Sending Messages from LIFF page

After initializing the LIFF page, we can call liff.sendMessages to send messages in the thread imperatively. For example:

liff.sendMessages([
{
type: 'text',
text: 'Hello, LIFF!',
},
]);

Up to five texts, images, videos, audios, locations, templates (only a URI action can be set as an action), and flex messages are acceptable.
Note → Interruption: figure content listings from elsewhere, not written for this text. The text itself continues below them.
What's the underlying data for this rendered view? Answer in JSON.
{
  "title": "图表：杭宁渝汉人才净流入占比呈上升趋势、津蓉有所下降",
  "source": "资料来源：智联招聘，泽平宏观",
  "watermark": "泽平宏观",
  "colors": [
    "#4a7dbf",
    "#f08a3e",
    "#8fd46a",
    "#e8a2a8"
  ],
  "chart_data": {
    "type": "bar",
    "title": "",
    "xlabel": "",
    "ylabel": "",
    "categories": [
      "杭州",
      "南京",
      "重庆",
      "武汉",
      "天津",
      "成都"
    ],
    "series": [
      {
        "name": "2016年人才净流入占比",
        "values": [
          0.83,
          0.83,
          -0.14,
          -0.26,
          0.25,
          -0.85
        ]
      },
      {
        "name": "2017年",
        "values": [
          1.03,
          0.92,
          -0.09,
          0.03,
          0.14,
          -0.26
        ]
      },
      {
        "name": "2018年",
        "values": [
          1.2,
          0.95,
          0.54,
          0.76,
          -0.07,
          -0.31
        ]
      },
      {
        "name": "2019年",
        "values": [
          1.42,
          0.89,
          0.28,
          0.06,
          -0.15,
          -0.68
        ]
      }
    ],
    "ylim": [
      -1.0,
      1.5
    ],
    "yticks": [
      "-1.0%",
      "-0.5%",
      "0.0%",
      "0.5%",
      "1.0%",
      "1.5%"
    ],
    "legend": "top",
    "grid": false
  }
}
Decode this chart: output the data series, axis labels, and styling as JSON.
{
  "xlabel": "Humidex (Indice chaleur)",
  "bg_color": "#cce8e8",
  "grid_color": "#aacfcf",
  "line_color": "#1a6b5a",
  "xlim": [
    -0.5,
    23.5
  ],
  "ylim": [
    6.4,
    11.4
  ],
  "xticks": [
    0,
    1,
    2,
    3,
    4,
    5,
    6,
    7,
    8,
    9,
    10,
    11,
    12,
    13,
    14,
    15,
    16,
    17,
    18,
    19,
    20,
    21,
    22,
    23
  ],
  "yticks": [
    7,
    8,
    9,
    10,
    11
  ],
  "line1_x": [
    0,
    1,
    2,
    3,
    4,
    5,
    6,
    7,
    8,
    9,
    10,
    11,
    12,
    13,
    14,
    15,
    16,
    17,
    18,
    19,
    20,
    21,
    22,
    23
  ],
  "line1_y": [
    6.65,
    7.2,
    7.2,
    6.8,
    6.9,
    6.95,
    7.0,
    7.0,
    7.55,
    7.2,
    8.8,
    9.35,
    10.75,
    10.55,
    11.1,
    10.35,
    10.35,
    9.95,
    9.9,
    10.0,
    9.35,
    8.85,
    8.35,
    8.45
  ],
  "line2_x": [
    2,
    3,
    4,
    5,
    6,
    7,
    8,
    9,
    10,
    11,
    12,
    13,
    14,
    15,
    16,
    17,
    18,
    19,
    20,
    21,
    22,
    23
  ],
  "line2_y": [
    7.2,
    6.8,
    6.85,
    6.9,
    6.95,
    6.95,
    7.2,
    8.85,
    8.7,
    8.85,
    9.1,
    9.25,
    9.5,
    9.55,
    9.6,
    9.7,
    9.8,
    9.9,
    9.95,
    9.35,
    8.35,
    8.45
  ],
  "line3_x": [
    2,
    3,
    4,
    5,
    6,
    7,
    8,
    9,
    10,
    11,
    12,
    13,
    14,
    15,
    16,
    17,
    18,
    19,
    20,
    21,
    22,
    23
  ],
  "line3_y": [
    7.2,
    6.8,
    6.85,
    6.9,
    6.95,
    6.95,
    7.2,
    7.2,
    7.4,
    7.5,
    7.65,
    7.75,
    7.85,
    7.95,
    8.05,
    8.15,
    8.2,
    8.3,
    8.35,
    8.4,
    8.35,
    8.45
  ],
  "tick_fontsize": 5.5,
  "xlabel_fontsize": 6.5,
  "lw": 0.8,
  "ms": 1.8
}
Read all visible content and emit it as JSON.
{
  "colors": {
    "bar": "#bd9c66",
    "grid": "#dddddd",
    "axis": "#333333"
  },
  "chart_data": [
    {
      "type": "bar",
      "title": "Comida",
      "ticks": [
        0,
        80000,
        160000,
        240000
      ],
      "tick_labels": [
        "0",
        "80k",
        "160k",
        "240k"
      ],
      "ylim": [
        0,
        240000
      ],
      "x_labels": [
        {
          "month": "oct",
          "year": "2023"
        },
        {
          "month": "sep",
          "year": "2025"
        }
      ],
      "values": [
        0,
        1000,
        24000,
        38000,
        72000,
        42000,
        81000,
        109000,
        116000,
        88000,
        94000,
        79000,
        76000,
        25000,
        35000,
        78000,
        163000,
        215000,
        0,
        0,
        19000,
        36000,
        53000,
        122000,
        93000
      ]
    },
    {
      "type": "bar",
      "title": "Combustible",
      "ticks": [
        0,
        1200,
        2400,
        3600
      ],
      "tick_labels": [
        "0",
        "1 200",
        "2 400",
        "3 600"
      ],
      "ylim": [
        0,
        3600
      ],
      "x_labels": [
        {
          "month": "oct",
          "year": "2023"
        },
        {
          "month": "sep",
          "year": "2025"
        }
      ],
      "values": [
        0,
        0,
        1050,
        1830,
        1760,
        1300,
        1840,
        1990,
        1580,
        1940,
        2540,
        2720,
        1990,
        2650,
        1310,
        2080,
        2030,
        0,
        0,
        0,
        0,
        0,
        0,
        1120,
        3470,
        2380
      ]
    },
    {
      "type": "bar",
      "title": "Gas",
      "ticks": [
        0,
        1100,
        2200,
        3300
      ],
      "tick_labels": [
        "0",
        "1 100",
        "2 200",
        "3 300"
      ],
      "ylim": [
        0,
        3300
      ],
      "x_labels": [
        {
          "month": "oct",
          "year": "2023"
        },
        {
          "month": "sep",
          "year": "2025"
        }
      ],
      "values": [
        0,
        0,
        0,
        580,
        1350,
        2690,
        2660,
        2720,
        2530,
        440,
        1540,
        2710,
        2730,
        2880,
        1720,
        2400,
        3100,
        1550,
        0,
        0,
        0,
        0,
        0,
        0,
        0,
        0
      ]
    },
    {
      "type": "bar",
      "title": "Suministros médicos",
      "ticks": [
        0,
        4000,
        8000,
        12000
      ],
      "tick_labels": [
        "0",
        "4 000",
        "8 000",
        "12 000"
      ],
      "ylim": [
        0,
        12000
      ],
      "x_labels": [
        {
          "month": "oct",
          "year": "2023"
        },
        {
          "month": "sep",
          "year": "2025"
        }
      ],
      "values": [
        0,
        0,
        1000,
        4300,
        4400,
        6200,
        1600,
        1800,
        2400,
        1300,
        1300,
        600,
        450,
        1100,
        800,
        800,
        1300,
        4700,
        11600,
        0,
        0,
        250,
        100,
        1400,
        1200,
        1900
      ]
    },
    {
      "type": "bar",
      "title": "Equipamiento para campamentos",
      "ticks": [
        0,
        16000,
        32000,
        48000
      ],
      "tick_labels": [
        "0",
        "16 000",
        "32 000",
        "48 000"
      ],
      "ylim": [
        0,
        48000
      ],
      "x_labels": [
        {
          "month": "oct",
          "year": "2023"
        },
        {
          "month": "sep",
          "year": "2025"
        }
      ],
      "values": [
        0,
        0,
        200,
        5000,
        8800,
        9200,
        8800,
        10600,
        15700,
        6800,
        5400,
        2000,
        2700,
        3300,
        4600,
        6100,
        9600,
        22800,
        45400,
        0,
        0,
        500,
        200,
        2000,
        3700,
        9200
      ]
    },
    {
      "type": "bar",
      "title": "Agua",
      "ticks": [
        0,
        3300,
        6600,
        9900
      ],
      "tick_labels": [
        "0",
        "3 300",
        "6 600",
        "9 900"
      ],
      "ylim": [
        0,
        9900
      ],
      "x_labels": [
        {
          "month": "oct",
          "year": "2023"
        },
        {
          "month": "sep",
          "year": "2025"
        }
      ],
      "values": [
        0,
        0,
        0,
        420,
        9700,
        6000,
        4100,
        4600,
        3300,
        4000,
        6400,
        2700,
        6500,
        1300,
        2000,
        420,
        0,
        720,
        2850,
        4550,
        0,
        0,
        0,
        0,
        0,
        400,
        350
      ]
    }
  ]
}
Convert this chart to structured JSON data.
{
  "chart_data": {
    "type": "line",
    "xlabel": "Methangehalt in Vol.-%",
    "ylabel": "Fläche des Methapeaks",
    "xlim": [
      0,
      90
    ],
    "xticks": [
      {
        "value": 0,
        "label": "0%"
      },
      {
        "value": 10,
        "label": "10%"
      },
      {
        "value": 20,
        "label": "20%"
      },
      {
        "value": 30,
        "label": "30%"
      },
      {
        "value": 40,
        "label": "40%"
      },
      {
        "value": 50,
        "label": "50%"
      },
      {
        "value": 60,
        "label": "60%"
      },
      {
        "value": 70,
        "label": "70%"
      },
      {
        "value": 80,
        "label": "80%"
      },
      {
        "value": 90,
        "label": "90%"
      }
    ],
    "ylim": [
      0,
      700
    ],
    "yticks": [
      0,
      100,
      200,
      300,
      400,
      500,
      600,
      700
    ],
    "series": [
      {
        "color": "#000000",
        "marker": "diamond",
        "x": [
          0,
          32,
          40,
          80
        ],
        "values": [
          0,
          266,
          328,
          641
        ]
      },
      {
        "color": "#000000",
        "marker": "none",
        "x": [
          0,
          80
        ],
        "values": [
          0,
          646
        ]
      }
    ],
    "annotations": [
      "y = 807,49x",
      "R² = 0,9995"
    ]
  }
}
Let's add a click event listener to send messages on click. You could replace the body tag in liff.html with the following implementation:

<body>
<button id="button">send test message</button>
<script src="https://static.line-scdn.net/liff/edge/2.1/sdk.js"></script>
<script>
function initializeLiff(myLiffId) {
liff
.init({
liffId: myLiffId,
})
.then(() => {
setButtonHandler();
})
.catch((err) => {
alert(`error: ${JSON.stringify(err)}`);
});
}

function setButtonHandler() {
let button = document.getElementById('button');
button.addEventListener('click', () => {
window.alert('clicked: sendMessages');
liff
.sendMessages([
{
type: 'text',
text: 'Hello, LIFF!',
},
])
.then(() => {
alert('message sent');
liff.closeWindow();
})
.catch((err) => {
window.alert('Error sending message: ' + err);
});
});
}

document.addEventListener('DOMContentLoaded', () => {
fetch(`/send-id`)
.then((reqResponse) => reqResponse.json())
.then((jsonResponse) => {
let myLiffId = jsonResponse.id;
initializeLiff(myLiffId);
})
.catch((err) => {
alert(`error: ${JSON.stringify(err)}`);
});
});
</script>
</body>

To test the LIFF page, you could replace the code in index.js to send the LIFF URL to the user:

module.exports = async function App(context) {
const liffUrl = `https://liff.line.me/${process.env.LINE_LIFF_ID}`;
await context.sendText(liffUrl);
};

Now, you could execute yarn dev or npm run dev to start the server, and you have a LINE Bot with a simple LIFF page.